Why You Should Be Wary of Software Dependencies
The software world is made up of cascading layers of technologies, each building on the framework of those that came before it to do more, better, faster, easier.
This is how software progresses: Rather than reinventing the wheel each time you begin a new program, you may draw upon the collected work and intelligence of countless programmers who have come before you.
Dependency on these underlying technologies isn’t free though. It comes with a wide variety of costs that must be carefully considered to ensure that the savings in time and expertise are truly worth it.
Let’s explore some of those costs of software dependencies.
What Are Some of the Costs of Software Dependencies?

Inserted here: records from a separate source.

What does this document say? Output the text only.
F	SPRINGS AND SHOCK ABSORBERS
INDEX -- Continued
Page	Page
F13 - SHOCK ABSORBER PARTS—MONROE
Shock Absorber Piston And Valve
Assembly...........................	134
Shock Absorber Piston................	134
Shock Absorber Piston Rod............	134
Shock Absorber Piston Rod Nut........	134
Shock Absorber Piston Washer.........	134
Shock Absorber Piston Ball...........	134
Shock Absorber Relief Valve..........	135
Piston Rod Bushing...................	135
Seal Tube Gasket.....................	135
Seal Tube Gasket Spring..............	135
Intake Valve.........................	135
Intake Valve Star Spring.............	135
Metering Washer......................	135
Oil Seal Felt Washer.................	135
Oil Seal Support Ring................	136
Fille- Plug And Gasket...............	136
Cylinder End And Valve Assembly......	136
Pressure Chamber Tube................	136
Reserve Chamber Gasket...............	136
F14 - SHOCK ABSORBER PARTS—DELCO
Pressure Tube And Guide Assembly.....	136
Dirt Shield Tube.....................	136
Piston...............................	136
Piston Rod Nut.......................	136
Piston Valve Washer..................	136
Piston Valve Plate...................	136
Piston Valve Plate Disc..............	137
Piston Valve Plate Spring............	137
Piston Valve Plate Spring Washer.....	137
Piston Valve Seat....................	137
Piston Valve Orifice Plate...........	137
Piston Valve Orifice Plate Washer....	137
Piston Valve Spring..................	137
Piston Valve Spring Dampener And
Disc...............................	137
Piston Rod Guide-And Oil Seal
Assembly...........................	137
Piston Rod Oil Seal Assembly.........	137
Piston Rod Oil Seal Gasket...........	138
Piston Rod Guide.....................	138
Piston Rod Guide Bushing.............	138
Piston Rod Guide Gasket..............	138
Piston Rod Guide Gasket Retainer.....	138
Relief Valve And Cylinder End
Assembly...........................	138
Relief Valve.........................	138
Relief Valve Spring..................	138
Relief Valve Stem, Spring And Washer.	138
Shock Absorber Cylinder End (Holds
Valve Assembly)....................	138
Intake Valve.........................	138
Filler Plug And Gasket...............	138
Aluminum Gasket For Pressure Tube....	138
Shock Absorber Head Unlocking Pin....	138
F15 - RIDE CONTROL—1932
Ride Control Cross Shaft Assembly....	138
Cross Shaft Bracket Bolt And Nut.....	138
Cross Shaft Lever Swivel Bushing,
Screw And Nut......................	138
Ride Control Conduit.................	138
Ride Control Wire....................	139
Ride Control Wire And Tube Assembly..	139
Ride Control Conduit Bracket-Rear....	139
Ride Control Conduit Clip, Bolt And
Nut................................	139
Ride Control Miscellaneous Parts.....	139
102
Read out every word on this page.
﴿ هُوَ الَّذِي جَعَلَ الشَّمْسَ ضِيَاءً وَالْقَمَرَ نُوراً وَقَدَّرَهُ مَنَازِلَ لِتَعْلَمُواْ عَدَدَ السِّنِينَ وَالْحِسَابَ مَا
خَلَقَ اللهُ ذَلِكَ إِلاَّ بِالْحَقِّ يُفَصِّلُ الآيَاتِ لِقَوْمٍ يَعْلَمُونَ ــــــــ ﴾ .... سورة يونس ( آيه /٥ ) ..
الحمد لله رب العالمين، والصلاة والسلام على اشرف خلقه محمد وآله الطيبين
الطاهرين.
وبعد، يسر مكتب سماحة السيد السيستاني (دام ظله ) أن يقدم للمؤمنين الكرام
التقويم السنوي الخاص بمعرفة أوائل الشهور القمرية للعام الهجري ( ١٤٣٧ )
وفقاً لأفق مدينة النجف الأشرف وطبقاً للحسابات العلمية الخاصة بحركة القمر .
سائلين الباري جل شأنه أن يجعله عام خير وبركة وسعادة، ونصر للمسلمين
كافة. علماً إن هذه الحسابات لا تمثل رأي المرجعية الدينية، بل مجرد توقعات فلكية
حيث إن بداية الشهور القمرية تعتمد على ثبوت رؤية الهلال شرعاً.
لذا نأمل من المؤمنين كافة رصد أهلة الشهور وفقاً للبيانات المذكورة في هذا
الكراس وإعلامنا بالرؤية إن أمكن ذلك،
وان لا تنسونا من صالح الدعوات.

- Questionable time savings
- Version management
- Requirement of non-native knowledge
- Inability to troubleshoot problems
Questionable Time Savings
The primary motivation for introducing dependencies to a software package is to save time. It doesn’t make sense to write a new programming language from scratch, invent your own cryptography library, or build a web framework from the ground up every time you start a new project. At 4Degrees we use a couple dozen software dependencies to solve these exact kinds of problems.
However, there’s been a phenomenon in the past decade or so to use dependencies for virtually everything. “Don’t reinvent the wheel” has been taken to the conclusion “never make a wheel when you can find one.” The problem is that introducing a new dependency to a project isn’t always the time-saver it’s cracked up to be. Researching, selecting, implementing, and tweaking a dependency has a real time cost that in some cases outweighs the time savings all on its own.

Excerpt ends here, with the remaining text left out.